Courchevel est un havre pour Bernard Arnault, presque une madeleine de Proust. Selon la légende familiale, le président-directeur général (PDG) de LVMH, 74 ans, aurait appris à skier, enfant, sur les pistes de la célèbre station savoyarde. Ce repaire à milliardaires, où le prix d’une nuit d’hôtel peut se négocier en dizaines de milliers d’euros, représente surtout un actif de premier plan dans le portefeuille immobilier de l’homme le plus riche du monde – titre que lui dispute, au gré des variations boursières, le fondateur de Tesla, Elon Musk. Le Français possède dans la cité alpine un palace, le Cheval Blanc, et un hôtel de standing, le White 1921. Il s’y prête aussi à des opérations immobilières suffisamment complexes pour attirer l’attention de la justice.

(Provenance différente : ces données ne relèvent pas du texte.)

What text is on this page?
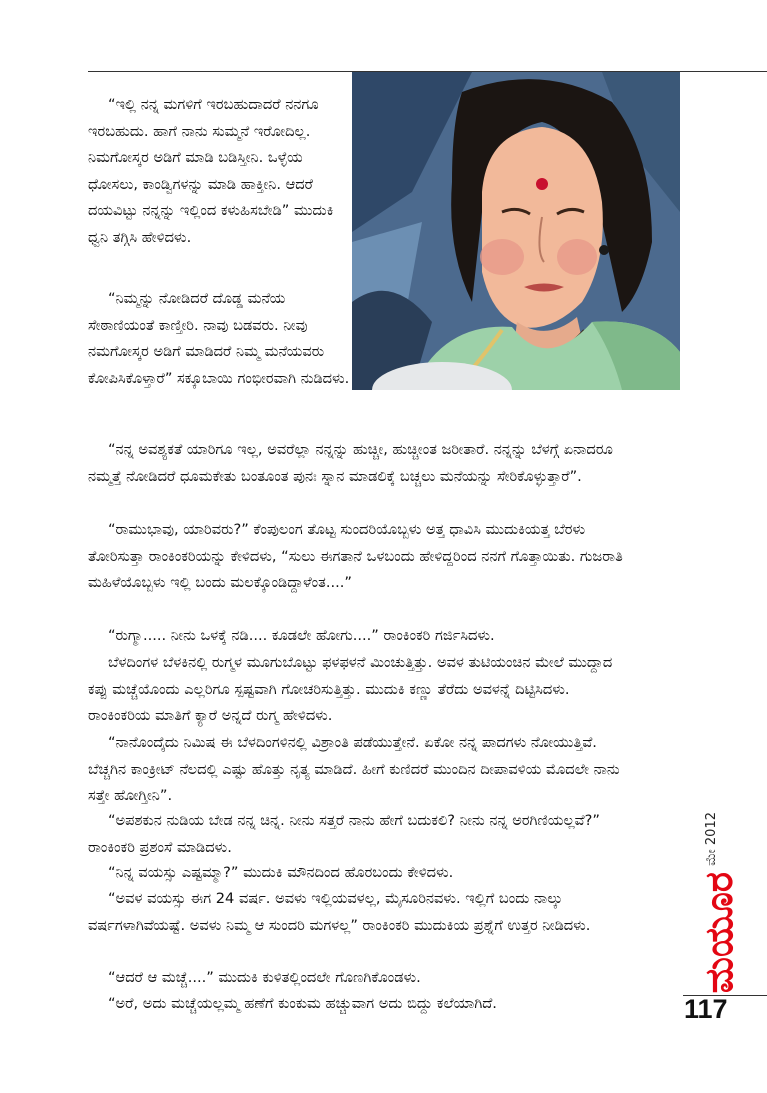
“ಇಲ್ಲಿ ನನ್ನ ಮಗಳಿಗೆ ಇರಬಹುದಾದರೆ ನನಗೂ ಇರಬಹುದು. ಹಾಗೆ ನಾನು ಸುಮ್ಮನೆ ಇರೋದಿಲ್ಲ. ನಿಮಗೋಸ್ಕರ ಅಡಿಗೆ ಮಾಡಿ ಬಡಿಸ್ತೀನಿ. ಒಳ್ಳೆಯ ಧೋಸಲು, ಕಾಂಡ್ವಿಗಳನ್ನು ಮಾಡಿ ಹಾಕ್ತೀನಿ. ಆದರೆ ದಯವಿಟ್ಟು ನನ್ನನ್ನು ಇಲ್ಲಿಂದ ಕಳುಹಿಸಬೇಡಿ” ಮುದುಕಿ ಧ್ವನಿ ತಗ್ಗಿಸಿ ಹೇಳಿದಳು.

“ನಿಮ್ಮನ್ನು ನೋಡಿದರೆ ದೊಡ್ಡ ಮನೆಯ ಸೇಠಾಣಿಯಂತೆ ಕಾಣ್ತೀರಿ. ನಾವು ಬಡವರು. ನೀವು ನಮಗೋಸ್ಕರ ಅಡಿಗೆ ಮಾಡಿದರೆ ನಿಮ್ಮ ಮನೆಯವರು ಕೋಪಿಸಿಕೊಳ್ತಾರೆ” ಸಕ್ಕೂಬಾಯಿ ಗಂಭೀರವಾಗಿ ನುಡಿದಳು.

“ನನ್ನ ಅವಶ್ಯಕತೆ ಯಾರಿಗೂ ಇಲ್ಲ, ಅವರೆಲ್ಲಾ ನನ್ನನ್ನು ಹುಚ್ಚೀ, ಹುಚ್ಚೀಂತ ಜರೀತಾರೆ. ನನ್ನನ್ನು ಬೆಳಗ್ಗೆ ಏನಾದರೂ ನಮ್ಮತ್ತೆ ನೋಡಿದರೆ ಧೂಮಕೇತು ಬಂತೂಂತ ಪುನಃ ಸ್ನಾನ ಮಾಡಲಿಕ್ಕೆ ಬಚ್ಚಲು ಮನೆಯನ್ನು ಸೇರಿಕೊಳ್ಳುತ್ತಾರೆ”.

“ರಾಮುಭಾವು, ಯಾರಿವರು?” ಕೆಂಪುಲಂಗ ತೊಟ್ಟ ಸುಂದರಿಯೊಬ್ಬಳು ಅತ್ತ ಧಾವಿಸಿ ಮುದುಕಿಯತ್ತ ಬೆರಳು ತೋರಿಸುತ್ತಾ ರಾಂಕಿಂಕರಿಯನ್ನು ಕೇಳಿದಳು, “ಸುಲು ಈಗತಾನೆ ಒಳಬಂದು ಹೇಳಿದ್ದರಿಂದ ನನಗೆ ಗೊತ್ತಾಯಿತು. ಗುಜರಾತಿ ಮಹಿಳೆಯೊಬ್ಬಳು ಇಲ್ಲಿ ಬಂದು ಮಲಕ್ಕೊಂಡಿದ್ದಾಳೆಂತ....”

“ರುಗ್ಮಾ..... ನೀನು ಒಳಕ್ಕೆ ನಡಿ.... ಕೂಡಲೇ ಹೋಗು....” ರಾಂಕಿಂಕರಿ ಗರ್ಜಿಸಿದಳು.

ಬೆಳದಿಂಗಳ ಬೆಳಕಿನಲ್ಲಿ ರುಗ್ಮಳ ಮೂಗುಬೊಟ್ಟು ಫಳಫಳನೆ ಮಿಂಚುತ್ತಿತ್ತು. ಅವಳ ತುಟಿಯಂಚಿನ ಮೇಲೆ ಮುದ್ದಾದ ಕಪ್ಪು ಮಚ್ಚೆಯೊಂದು ಎಲ್ಲರಿಗೂ ಸ್ಪಷ್ಟವಾಗಿ ಗೋಚರಿಸುತ್ತಿತ್ತು. ಮುದುಕಿ ಕಣ್ಣು ತೆರೆದು ಅವಳನ್ನೆ ದಿಟ್ಟಿಸಿದಳು. ರಾಂಕಿಂಕರಿಯ ಮಾತಿಗೆ ಕ್ಯಾರೆ ಅನ್ನದೆ ರುಗ್ಮ ಹೇಳಿದಳು.

“ನಾನೊಂದೈದು ನಿಮಿಷ ಈ ಬೆಳದಿಂಗಳಿನಲ್ಲಿ ವಿಶ್ರಾಂತಿ ಪಡೆಯುತ್ತೇನೆ. ಏಕೋ ನನ್ನ ಪಾದಗಳು ನೋಯುತ್ತಿವೆ. ಬೆಚ್ಚಗಿನ ಕಾಂಕ್ರೀಟ್ ನೆಲದಲ್ಲಿ ಎಷ್ಟು ಹೊತ್ತು ನೃತ್ಯ ಮಾಡಿದೆ. ಹೀಗೆ ಕುಣಿದರೆ ಮುಂದಿನ ದೀಪಾವಳಿಯ ಮೊದಲೇ ನಾನು ಸತ್ತೇ ಹೋಗ್ತೀನಿ”.

“ಅಪಶಕುನ ನುಡಿಯ ಬೇಡ ನನ್ನ ಚಿನ್ನ. ನೀನು ಸತ್ತರೆ ನಾನು ಹೇಗೆ ಬದುಕಲಿ? ನೀನು ನನ್ನ ಅರಗಿಣಿಯಲ್ಲವೆ?” ರಾಂಕಿಂಕರಿ ಪ್ರಶಂಸೆ ಮಾಡಿದಳು.

“ನಿನ್ನ ವಯಸ್ಸು ಎಷ್ಟಮ್ಮಾ?” ಮುದುಕಿ ಮೌನದಿಂದ ಹೊರಬಂದು ಕೇಳಿದಳು.

“ಅವಳ ವಯಸ್ಸು ಈಗ 24 ವರ್ಷ. ಅವಳು ಇಲ್ಲಿಯವಳಲ್ಲ, ಮೈಸೂರಿನವಳು. ಇಲ್ಲಿಗೆ ಬಂದು ನಾಲ್ಕು ವರ್ಷಗಳಾಗಿವೆಯಷ್ಟೆ. ಅವಳು ನಿಮ್ಮ ಆ ಸುಂದರಿ ಮಗಳಲ್ಲ” ರಾಂಕಿಂಕರಿ ಮುದುಕಿಯ ಪ್ರಶ್ನೆಗೆ ಉತ್ತರ ನೀಡಿದಳು.

“ಆದರೆ ಆ ಮಚ್ಚೆ....” ಮುದುಕಿ ಕುಳಿತಲ್ಲಿಂದಲೇ ಗೊಣಗಿಕೊಂಡಳು.

“ಅರೆ, ಅದು ಮಚ್ಚೆಯಲ್ಲಮ್ಮ ಹಣೆಗೆ ಕುಂಕುಮ ಹಚ್ಚುವಾಗ ಅದು ಬಿದ್ದು ಕಲೆಯಾಗಿದೆ.

ಮೇ 2012
ಮಯೂರ
117
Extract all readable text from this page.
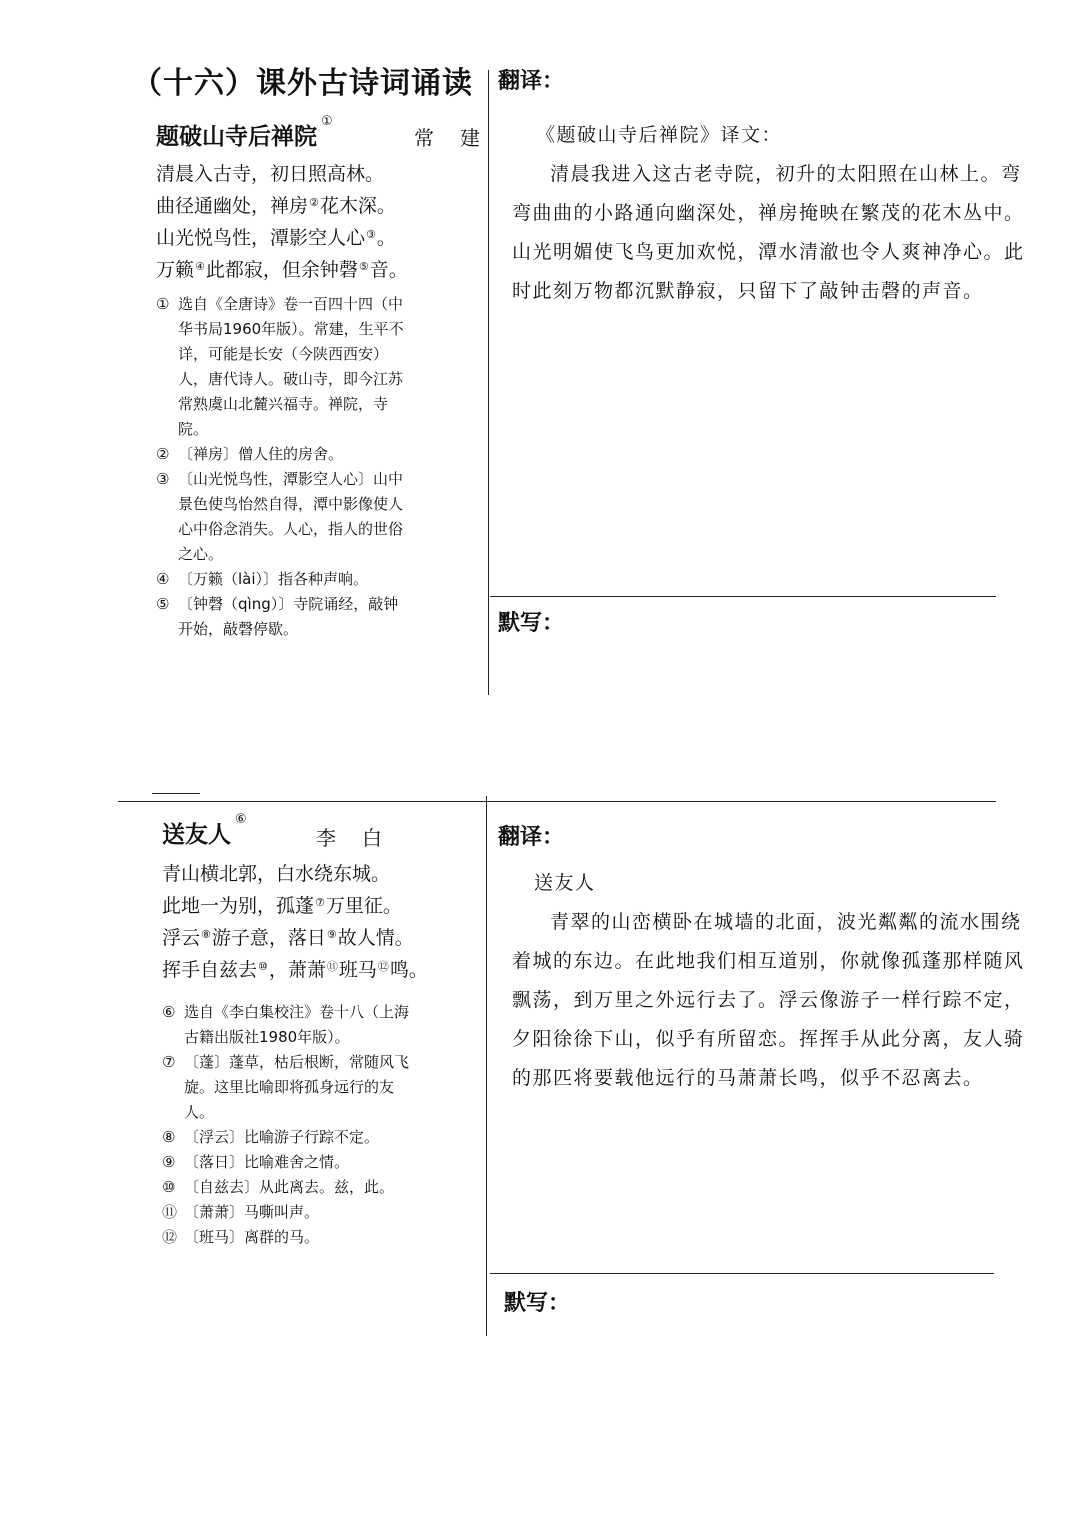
（十六）课外古诗词诵读 翻译：
题破山寺后禅院①
常建
清晨入古寺，初日照高林。
曲径通幽处，禅房②花木深。
山光悦鸟性，潭影空人心③。
万籁④此都寂，但余钟磬⑤音。
① 选自《全唐诗》卷一百四十四（中华书局1960年版）。常建，生平不详，可能是长安（今陕西西安）人，唐代诗人。破山寺，即今江苏常熟虞山北麓兴福寺。禅院，寺院。
② 〔禅房〕僧人住的房舍。
③ 〔山光悦鸟性，潭影空人心〕山中景色使鸟怡然自得，潭中影像使人心中俗念消失。人心，指人的世俗之心。
④ 〔万籁（lài）〕指各种声响。
⑤ 〔钟磬（qìng）〕寺院诵经，敲钟开始，敲磬停歇。

《题破山寺后禅院》译文：

清晨我进入这古老寺院，初升的太阳照在山林上。弯弯曲曲的小路通向幽深处，禅房掩映在繁茂的花木丛中。山光明媚使飞鸟更加欢悦，潭水清澈也令人爽神净心。此时此刻万物都沉默静寂，只留下了敲钟击磬的声音。

默写：
翻译：
送友人⑥
李白
青山横北郭，白水绕东城。
此地一为别，孤蓬⑦万里征。
浮云⑧游子意，落日⑨故人情。
挥手自兹去⑩，萧萧⑪班马⑫鸣。
⑥ 选自《李白集校注》卷十八（上海古籍出版社1980年版）。
⑦ 〔蓬〕蓬草，枯后根断，常随风飞旋。这里比喻即将孤身远行的友人。
⑧ 〔浮云〕比喻游子行踪不定。
⑨ 〔落日〕比喻难舍之情。
⑩ 〔自兹去〕从此离去。兹，此。
⑪ 〔萧萧〕马嘶叫声。
⑫ 〔班马〕离群的马。

送友人

青翠的山峦横卧在城墙的北面，波光粼粼的流水围绕着城的东边。在此地我们相互道别，你就像孤蓬那样随风飘荡，到万里之外远行去了。浮云像游子一样行踪不定，夕阳徐徐下山，似乎有所留恋。挥挥手从此分离，友人骑的那匹将要载他远行的马萧萧长鸣，似乎不忍离去。

默写：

Selon nos informations, le parquet de Paris s’intéresse en effet à une discrète partie de Monopoly jouée par Bernard Arnault, en 2018, en compagnie de l’oligarque russe Nikolaï Sarkisov. Un milliardaire de 55 ans, qui a fait fortune grâce à sa compagnie d’assurances Reso-Garantia. Cette dernière est surtout connue en France pour avoir signé, en 2019, un contrat de conseil d’une valeur de 3 millions d’euros avec Nicolas Sarkozy, qui vaut à l’ancien chef de l’Etat une enquête du Parquet national financier pour « trafic d’influence » et « blanchiment de crime ou de délit ».
En décembre 2022, Tracfin, la cellule française de renseignement financier, transmet une note au parquet de Lyon au sujet de MM. Arnault et Sarkisov. Le document, que Le Monde a pu consulter, répertorie des opérations « susceptibles de caractériser des faits de blanchiment » de capitaux. Les magistrats lyonnais se dessaisissent rapidement du dossier au profit du parquet de Paris, qui a demandé aux policiers de l’Office central pour la répression de la grande délinquance financière d’étudier l’affaire. Ce signalement a été joint à une enquête préliminaire plus large ouverte quelques mois auparavant, au premier trimestre 2022, contre M. Sarkisov, pour blanchiment présumé. Contacté, le parquet de Paris n’a pas souhaité commenter l’information.
Biens payés deux fois
L’histoire se déroule à l’automne 2018, sur les hauteurs de Courchevel. En quelques semaines, le Russe acquiert auprès de particuliers quatorze biens immobiliers au sein du Jardin Alpin, un quartier huppé de la station, où s’alignent les enseignes de luxe. Le montant de ces opérations, réparties entre octobre et décembre 2018, se chiffre à 16 millions d’euros.
Complexes, ces dernières ont été effectuées, rapporte Tracfin, à travers un montage de sociétés en France, au Luxembourg et à Chypre. Le nom de Nikolaï Sarkisov n’apparaît pas dans les statuts de l’acquéreur officiel des biens, la société en nom collectif (SNC) La Flèche. Il en était pourtant, à l’époque, le détenteur effectif. L’intéressé est en effet décrit par Tracfin comme « l’actionnaire unique » de la société chypriote Arrowband limited. Or, cette dernière possédait l’ensemble des parts de la société luxembourgeoise Letman SA, qui elle-même détenait les sociétés MAS Pascati (Luxembourg) et Constant SA (France), toutes deux propriétaires de la SNC La Flèche… L’acheteur initial.